Quantcast
Mount Wilson Observatory saved from forest fire raging near Los Angeles – Metro US

Mount Wilson Observatory saved from forest fire raging near Los Angeles

Firefighters during the Bobcat Fire in Los Angeles
Firefighters during the Bobcat Fire in Los Angeles

LOS ANGELES (Reuters) – Firefighters waging an all-out “mini-Alamo” defense of the Mount Wilson Observatory saved the famed astronomical complex from a blaze raging through rugged peaks above the foothill suburbs of Los Angeles, a U.S. Forest Service spokesman said on Wednesday.

The pitched battle to protect the mountaintop observatory and an adjacent communications site came as power equipment belonging to electric utility Southern California Edison came under scrutiny in an investigation into the cause of the so-called Bobcat Fire.

The western flank of the fire crept to within just 500 feet (152 m) of the observatory on Tuesday as 12 ground crews fought with hand tools and bulldozers to fend off the flames while a squadron of water-dropping helicopters and airplane tankers loaded with fire retardant doused the blaze from the air, officials said.

By Tuesday night, helped by calming winds, firefighters managed to keep the flames at bay. In addition to the 116-year-old observatory, crews saved a nearby cluster of broadcast and communications towers critical to the greater Los Angeles area, Forest Service spokesman John Clearwater said.

“It came down to an almost mini-Alamo,” Clearwater told Reuters by phone, referring to the pivotal siege in the Texas revolution against Mexico in 1836. “Those firefighters were determined to defend that mountaintop down to the last drop of water.”

The 5,700-foot (1,740-m) summit in the San Gabriel Mountains is home to about 50 buildings in all connected with the array of radio antennae and the adjacent observatory, which conducted pioneering astronomical research for much of the 20th century. No buildings were burned, Clearwater said.

The observatory was likewise narrowly spared from a much larger blaze fought off by fire crews in 2009.

CAUSE UNDER INVESTIGATION

Since erupting on Sept. 6, the fire has charred some 44,000 acres (17,800 hectares) of the Angeles National Forest, belching smoke and ash over much of the greater Los Angeles area for over a week and forcing evacuations of several communities at the foot of the mountains.

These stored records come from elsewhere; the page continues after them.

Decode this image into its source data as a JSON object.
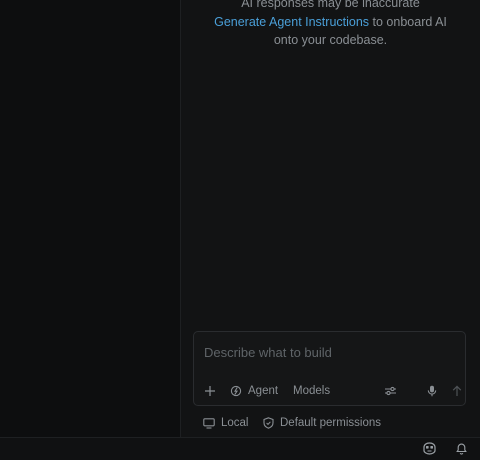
{
  "chat": {
    "notice_line1": "AI responses may be inaccurate",
    "notice_link": "Generate Agent Instructions",
    "notice_line2_rest": " to onboard AI",
    "notice_line3": "onto your codebase."
  },
  "composer": {
    "placeholder": "Describe what to build",
    "agent_label": "Agent",
    "models_label": "Models"
  },
  "status_row": {
    "local_label": "Local",
    "permissions_label": "Default permissions"
  },
  "icons": {
    "add": "plus-icon",
    "agent": "agent-icon",
    "settings": "sliders-icon",
    "mic": "microphone-icon",
    "send": "arrow-up-icon",
    "local": "monitor-icon",
    "permissions": "shield-icon",
    "copilot": "copilot-icon",
    "notifications": "bell-icon"
  },
  "colors": {
    "background": "#121314",
    "link": "#4a9fd8",
    "muted_text": "#8a8f94"
  }
}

The blaze was one of dozens of wildfires that broke out during the Labor Day holiday weekend, stoked by a late-summer heat wave that baked much of the U.S. West Coast before cooler weather prevailed.

The cause of the Bobcat fire was under investigation.

On Tuesday, Southern California Edison notified state regulators that one of its high-voltage substations experienced a tripped circuit just minutes after smoke from the blaze was first observed near a large dam and reservoir.

The “electric safety incident” report by the company, a unit of Edison International, also said Forest Service personnel had asked the utility to remove a specific section of one of Edison’s overhead power lines in the vicinity of the dam.

The Forest Service “has not alleged that SCE facilities were involved in the ignition of the Bobcat Fire,” the utility said. The company added that it was submitting its report “in an abundance of caution” given the agency’s “interest in retaining SCE facilities in connection with its investigation.”

A SoCalEdison spokesman, David Song, said the company was “cooperating fully” with the probe.

While no structures have been lost from the Bobcat Fire, threats from the blaze remain significant, with containment lines established around just 3% of its perimeter, Clearwater said. More than 11,000 personnel remain assigned to fighting the fire, which the Forest Service expects could intensify in the days ahead, he said.